The Catoosa County News

Friend’s cousin keeps flaking on paying bill

- BY HARRIETTE COLE Harriette Cole is a lifestylis­t and founder of DREAMLEAPE­RS, an initiative to help people access and activate their dreams. You can send questions to askharriet­te@ harriettec­ole.com or c/o Andrews Mcmeel Syndicatio­n, 1130 Walnut St., Kan

DEAR HARRIETTE: My friend and I went out to dinner, and she brought along her cousin, “Kate,” who I had never met. Kate was short on the bill, so I ended up covering for her because I was able to and she said she would get the money back to me. Since then, she hasn’t reached out to me.
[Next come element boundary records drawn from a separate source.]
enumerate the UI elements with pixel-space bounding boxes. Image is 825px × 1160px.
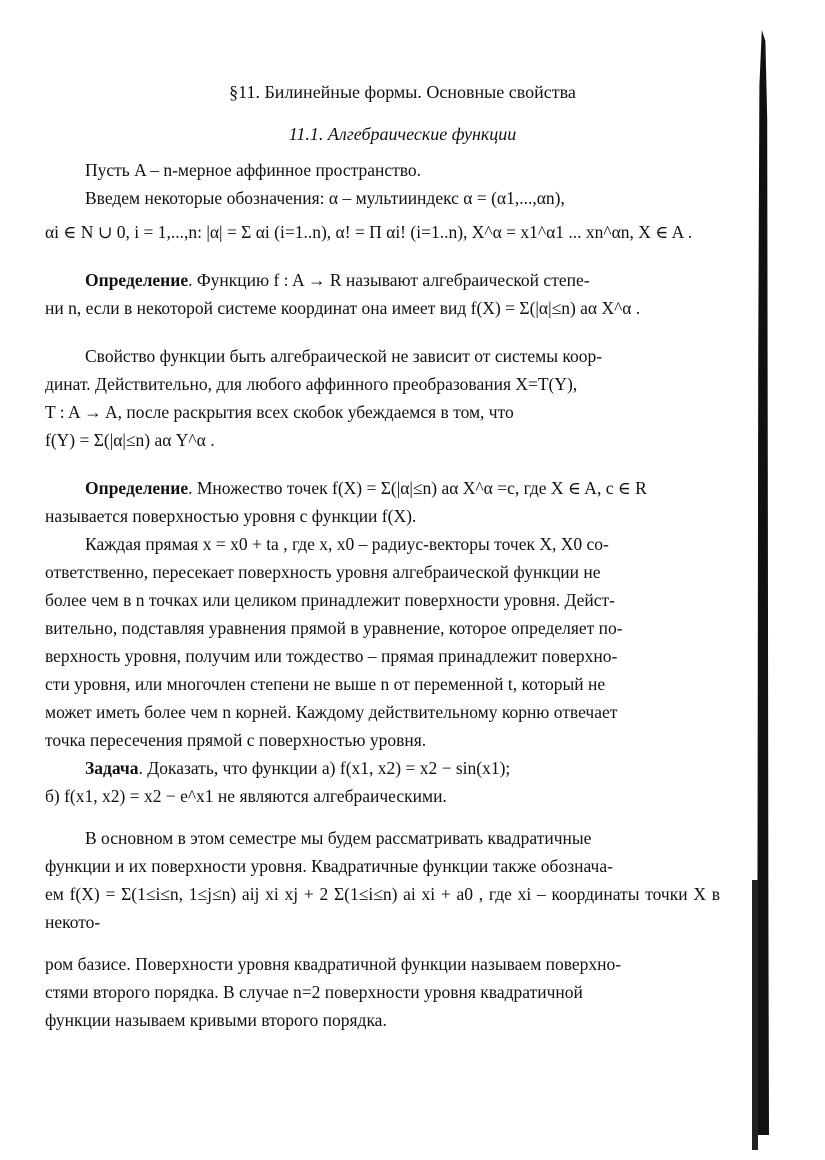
para-4-line-3: более чем в n точках или целиком принадлежит поверхности уровня. Дейст- xyxy=(45,590,615,610)
page-text xyxy=(45,78,720,1034)
para-4-line-5: верхность уровня, получим или тождество – прямая принадлежит поверхно- xyxy=(45,646,618,666)
para-5-line-1: В основном в этом семестре мы будем рассматривать квадратичные xyxy=(85,828,592,848)
para-5-line-3: ем f(X) = Σ(1≤i≤n, 1≤j≤n) aij xi xj + 2 Σ(1≤i≤n) ai xi + a0 , где xi – координаты точки X в некото- xyxy=(45,884,720,932)
para-4-line-7: может иметь более чем n корней. Каждому действительному корню отвечает xyxy=(45,702,618,722)
para-5-line-5: стями второго порядка. В случае n=2 поверхности уровня квадратичной xyxy=(45,982,583,1002)
para-4-line-1: Каждая прямая x = x0 + ta , где x, x0 – радиус-векторы точек X, X0 со- xyxy=(85,534,609,554)
para-5-line-4: ром базисе. Поверхности уровня квадратичной функции называем поверхно- xyxy=(45,954,622,974)
book-spine-shadow xyxy=(757,30,769,1135)
definition-2-label: Определение xyxy=(85,478,189,498)
definition-1-line-2: ни n, если в некоторой системе координат она имеет вид f(X) = Σ(|α|≤n) aα X^α . xyxy=(45,298,641,318)
definition-1-label: Определение xyxy=(85,270,189,290)
para-1: Пусть A – n-мерное аффинное пространство. xyxy=(85,160,422,180)
para-4-line-4: вительно, подставляя уравнения прямой в уравнение, которое определяет по- xyxy=(45,618,623,638)
para-3-line-4: f(Y) = Σ(|α|≤n) aα Y^α . xyxy=(45,430,215,450)
task-line-2: б) f(x1, x2) = x2 − e^x1 не являются алгебраическими. xyxy=(45,786,447,806)
section-title: §11. Билинейные формы. Основные свойства xyxy=(229,82,576,102)
para-4-line-6: сти уровня, или многочлен степени не выше n от переменной t, который не xyxy=(45,674,606,694)
task-label: Задача xyxy=(85,758,139,778)
para-3-line-2: динат. Действительно, для любого аффинного преобразования X=T(Y), xyxy=(45,374,578,394)
task-line-1: Задача. Доказать, что функции а) f(x1, x2) = x2 − sin(x1); xyxy=(85,758,511,778)
para-4-line-8: точка пересечения прямой с поверхностью уровня. xyxy=(45,730,427,750)
definition-2-line-2: называется поверхностью уровня c функции f(X). xyxy=(45,506,417,526)
book-spine-edge xyxy=(752,880,758,1150)
para-3-line-1: Свойство функции быть алгебраической не зависит от системы коор- xyxy=(85,346,603,366)
para-3-line-3: T : A → A, после раскрытия всех скобок убеждаемся в том, что xyxy=(45,402,514,422)
subsection-title: 11.1. Алгебраические функции xyxy=(288,124,517,144)
definition-2-line-1: Определение. Множество точек f(X) = Σ(|α|≤n) aα X^α =c, где X ∈ A, c ∈ R xyxy=(85,478,647,498)
para-5-line-2: функции и их поверхности уровня. Квадратичные функции также обознача- xyxy=(45,856,613,876)
para-2-formula: αi ∈ N ∪ 0, i = 1,...,n: |α| = Σ αi (i=1..n), α! = Π αi! (i=1..n), X^α = x1^α1 ... xn^αn, X ∈ A . xyxy=(45,222,693,242)
para-5-line-6: функции называем кривыми второго порядка. xyxy=(45,1010,387,1030)
para-2: Введем некоторые обозначения: α – мультииндекс α = (α1,...,αn), xyxy=(85,188,565,208)
para-4-line-2: ответственно, пересекает поверхность уровня алгебраической функции не xyxy=(45,562,601,582)
definition-1-line-1: Определение. Функцию f : A → R называют алгебраической степе- xyxy=(85,270,590,290)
I called my friend and asked Kate’s number and called her. She assured me that she would send it the next day, but again I did not hear from her.

A week went by, and I asked my friend if she could pay me back or at least get the money from her cousin for me, but she was totally against it and said she didn’t want to get involved. We ended up getting in an argument because this is someone she brought around me. I understand that her cousin is at fault, but I feel like she has a responsibi­lity to me as my friend since she introduced me to her family member who screwed me over. Am I wrong for feeling this way? What else can I do? — Burned Friend

DEAR BURNED FRIEND: The mistake you made was paying for the cousin’s meal with the idea that you would be repaid. If you paid it as a gift, great. But fronting money to someone you don’t know is always risky. Yes, you have the right to expect that your friend would vouch for her, but did you ask your friend? You made assumption­s. Now, in the best of worlds, your friend should have paid for the person she had tag along to your dinner. Your friend is wrong for bringing her without letting you know and for allowing you to pay for her meal.
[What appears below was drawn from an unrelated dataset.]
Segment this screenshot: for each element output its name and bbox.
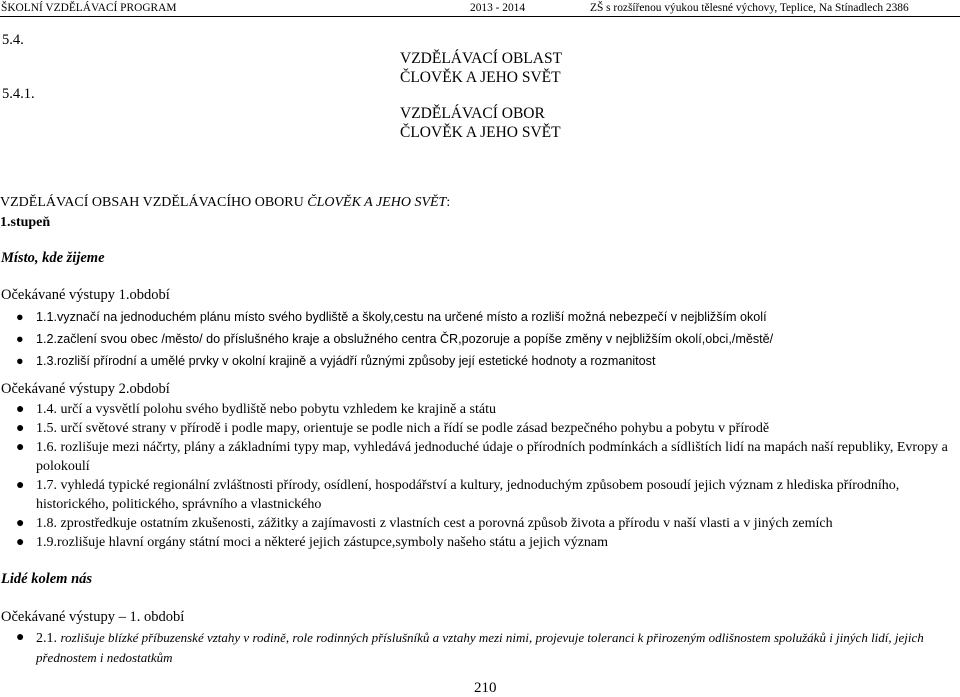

This is a mess. Your friend is implicitly involved because she brought the woman to the meal. Make that clear to her, but know that chances are slim that you will recoup your money.
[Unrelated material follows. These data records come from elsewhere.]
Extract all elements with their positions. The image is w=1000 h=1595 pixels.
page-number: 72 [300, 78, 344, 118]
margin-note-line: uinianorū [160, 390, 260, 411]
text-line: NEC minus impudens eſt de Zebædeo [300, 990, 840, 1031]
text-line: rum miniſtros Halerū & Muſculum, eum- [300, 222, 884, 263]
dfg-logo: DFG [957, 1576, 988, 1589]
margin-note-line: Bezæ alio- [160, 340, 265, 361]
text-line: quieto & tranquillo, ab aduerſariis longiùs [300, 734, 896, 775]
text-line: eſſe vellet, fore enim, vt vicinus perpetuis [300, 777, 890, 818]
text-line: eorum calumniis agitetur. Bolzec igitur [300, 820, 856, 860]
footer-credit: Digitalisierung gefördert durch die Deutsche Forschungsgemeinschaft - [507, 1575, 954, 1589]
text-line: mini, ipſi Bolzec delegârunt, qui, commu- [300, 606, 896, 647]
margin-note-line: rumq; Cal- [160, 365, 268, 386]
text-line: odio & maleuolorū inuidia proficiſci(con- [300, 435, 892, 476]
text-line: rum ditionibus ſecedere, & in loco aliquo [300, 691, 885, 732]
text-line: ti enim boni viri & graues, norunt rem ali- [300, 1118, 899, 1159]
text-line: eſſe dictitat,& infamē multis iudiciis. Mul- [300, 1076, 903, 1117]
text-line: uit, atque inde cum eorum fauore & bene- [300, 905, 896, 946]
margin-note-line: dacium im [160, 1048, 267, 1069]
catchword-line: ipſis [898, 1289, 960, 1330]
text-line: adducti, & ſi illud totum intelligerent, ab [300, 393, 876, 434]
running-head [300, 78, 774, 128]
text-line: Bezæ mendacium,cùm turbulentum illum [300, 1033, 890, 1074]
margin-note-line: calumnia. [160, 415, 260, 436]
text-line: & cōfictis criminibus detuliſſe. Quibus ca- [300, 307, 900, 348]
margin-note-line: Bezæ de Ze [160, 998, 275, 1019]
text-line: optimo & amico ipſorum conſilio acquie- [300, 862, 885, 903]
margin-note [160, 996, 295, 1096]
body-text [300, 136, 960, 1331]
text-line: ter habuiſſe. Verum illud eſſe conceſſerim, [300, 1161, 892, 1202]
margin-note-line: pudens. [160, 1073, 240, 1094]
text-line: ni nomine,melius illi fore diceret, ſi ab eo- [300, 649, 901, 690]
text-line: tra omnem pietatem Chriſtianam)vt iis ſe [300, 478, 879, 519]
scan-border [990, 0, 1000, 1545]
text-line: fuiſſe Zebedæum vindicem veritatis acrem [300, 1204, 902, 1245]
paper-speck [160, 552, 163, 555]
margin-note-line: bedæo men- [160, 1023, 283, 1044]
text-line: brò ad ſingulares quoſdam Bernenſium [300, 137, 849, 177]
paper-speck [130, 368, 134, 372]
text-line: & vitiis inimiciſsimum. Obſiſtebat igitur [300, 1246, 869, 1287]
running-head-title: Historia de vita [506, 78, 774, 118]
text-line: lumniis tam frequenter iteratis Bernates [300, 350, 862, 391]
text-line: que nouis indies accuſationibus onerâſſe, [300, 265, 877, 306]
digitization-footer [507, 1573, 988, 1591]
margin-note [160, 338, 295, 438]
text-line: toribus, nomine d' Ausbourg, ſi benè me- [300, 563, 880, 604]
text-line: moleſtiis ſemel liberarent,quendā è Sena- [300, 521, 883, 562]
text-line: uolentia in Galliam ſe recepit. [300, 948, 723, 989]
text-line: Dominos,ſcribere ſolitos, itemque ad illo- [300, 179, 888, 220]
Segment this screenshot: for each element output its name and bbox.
DEAR HARRIETTE: I work in a call center. The woman who sits next to me always stares at my screen. We have plastic dividers for COVID-19, but we can see through them, so I can see her looking my way. When I meet eyes with her, she keeps staring at my screen. I’m not sure what she is looking at or why, because our computers have high security blocks; the only thing we use are the work programs. I tried asking her if she needs help or if everything is all right, and she just smiles, says yes and turns away. But it makes me uncomforta­ble. I’ve taken the high road to try to strike up a conversati­on, hoping she might feel comfortabl­e to share what it is she looks at, but she doesn’t speak at all — she just smiles and nods. Now I’m freaked out. How do I deal with this, and do you have any other pointers for me to figure out what’s going on with her? — Staring Eyes

DEAR STARING EYES: Ask your supervisor if you can affix an opaque piece of paper to your plexiglass to make it impossible for this woman to continue to stare you down. If that doesn’t work, see if you can change your seat.